Current capabilities include:

  • Collaborative Filtering
  • User and Item based recommenders
  • K-Means, Fuzzy K-Means clustering
  • Mean Shift clustering
  • Dirichlet process clustering
  • Latent Dirichlet Allocation
  • Singular value decomposition
  • Parallel Frequent Pattern mining
  • Complementary Naive Bayes classifier
  • Random forest decision tree based classifier
  • High performance java collections (previously colt collections)

A topic maps class will only have enough time to show some examples of using Mahout. Perhaps an informal group?

RDF Extension for Google Refine

Filed under: Data Mining,RDF,Software — Patrick Durusau @ 1:09 pm

RDF Extension for Google Refine

From the website:

This project adds a graphical user interface(GUI) for exporting data of Google Refine projects in RDF format. The export is based on mapping the data to a template graph using the GUI.

See my earlier post on Google Refine 2.0.

BTW, if you don’t know the folks at DERI – Digital Enterprise Research Institute take a few minutes (it will stretch into hours) to explore their many projects. (I will be doing a separate post on projects of particular interest for topic maps from DERI soon.)

November 26, 2010

The Data Science Venn Diagram – Post

Filed under: Data Mining,Education,Humor — Patrick Durusau @ 1:41 pm

The Data Science Venn Diagram by Drew Conway is a must see!

Not only is it amusing but a good way to judge the skill set needed for data science.

Balisage Contest:

Print this in color for Balisage next year.

Put diagrams on both sides of bulletin board.

Contestant and colleague have to mark the location of the contestant at the same time.

Results displayed to audience. 😉

Person who comes closest to matching the colleague’s evaluation wins a prize (to be determined).

November 25, 2010

LingPipe Blog

Filed under: Data Mining,Natural Language Processing,Text Analytics — Patrick Durusau @ 11:07 am

LingPipe Blog: Natural Language Processing and Text Analytics

Blog for the LingPipe Toolkit.

If you want to move beyond hand-authored topic maps, NLP and other techniques are in your future.

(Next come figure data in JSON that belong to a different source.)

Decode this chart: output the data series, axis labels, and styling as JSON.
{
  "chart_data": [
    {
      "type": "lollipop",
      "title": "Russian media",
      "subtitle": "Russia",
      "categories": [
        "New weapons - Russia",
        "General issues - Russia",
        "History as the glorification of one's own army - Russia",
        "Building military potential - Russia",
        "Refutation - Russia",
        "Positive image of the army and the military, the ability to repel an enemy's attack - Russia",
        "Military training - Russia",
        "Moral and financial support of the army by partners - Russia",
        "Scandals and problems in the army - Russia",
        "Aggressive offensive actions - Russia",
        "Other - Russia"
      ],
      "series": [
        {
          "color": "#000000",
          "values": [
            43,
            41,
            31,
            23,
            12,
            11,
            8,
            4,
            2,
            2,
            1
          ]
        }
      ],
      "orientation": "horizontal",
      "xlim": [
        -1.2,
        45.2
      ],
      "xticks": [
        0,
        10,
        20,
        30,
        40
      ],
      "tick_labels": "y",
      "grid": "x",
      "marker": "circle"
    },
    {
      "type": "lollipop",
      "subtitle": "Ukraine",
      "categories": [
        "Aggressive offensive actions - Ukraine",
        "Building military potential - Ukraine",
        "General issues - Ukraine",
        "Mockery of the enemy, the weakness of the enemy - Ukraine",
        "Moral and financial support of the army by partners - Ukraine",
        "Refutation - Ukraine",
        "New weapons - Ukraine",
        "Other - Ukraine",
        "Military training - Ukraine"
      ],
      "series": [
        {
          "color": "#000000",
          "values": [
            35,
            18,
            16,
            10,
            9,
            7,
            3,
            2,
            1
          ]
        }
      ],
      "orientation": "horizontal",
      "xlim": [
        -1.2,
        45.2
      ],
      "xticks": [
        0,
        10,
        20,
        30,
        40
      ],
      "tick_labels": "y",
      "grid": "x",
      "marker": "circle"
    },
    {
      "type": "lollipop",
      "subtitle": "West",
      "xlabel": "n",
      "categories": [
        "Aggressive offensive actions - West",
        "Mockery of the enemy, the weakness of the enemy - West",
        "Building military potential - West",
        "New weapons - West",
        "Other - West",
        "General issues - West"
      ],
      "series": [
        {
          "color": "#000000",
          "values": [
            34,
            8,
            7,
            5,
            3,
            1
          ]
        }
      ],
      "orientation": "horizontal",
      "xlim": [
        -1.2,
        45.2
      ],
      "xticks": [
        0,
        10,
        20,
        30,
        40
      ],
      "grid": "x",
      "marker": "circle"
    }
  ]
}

Imagine using LingPipe to generate entity profiles that you then edit (or not) and market for particular data resources.

On entity profiles, see: Sig.ma.

November 24, 2010

R-Bloggers

Filed under: Data Mining,R — Patrick Durusau @ 4:47 pm

R-Bloggers: R news contributed by (~130) R bloggers

R is “software environment for statistical computing and graphics.” (so the project page says)

Used extensively in a number of fields for data mining, exploration and display.

R-Bloggers as the name implies, is a blog site contributed to by a number of R users.

Questions:

  1. Bibliography of use of R in library projects.
  2. Use R for exploring data set for building a topic map. (Project)
  3. Bibliography of use of R in particular subject area.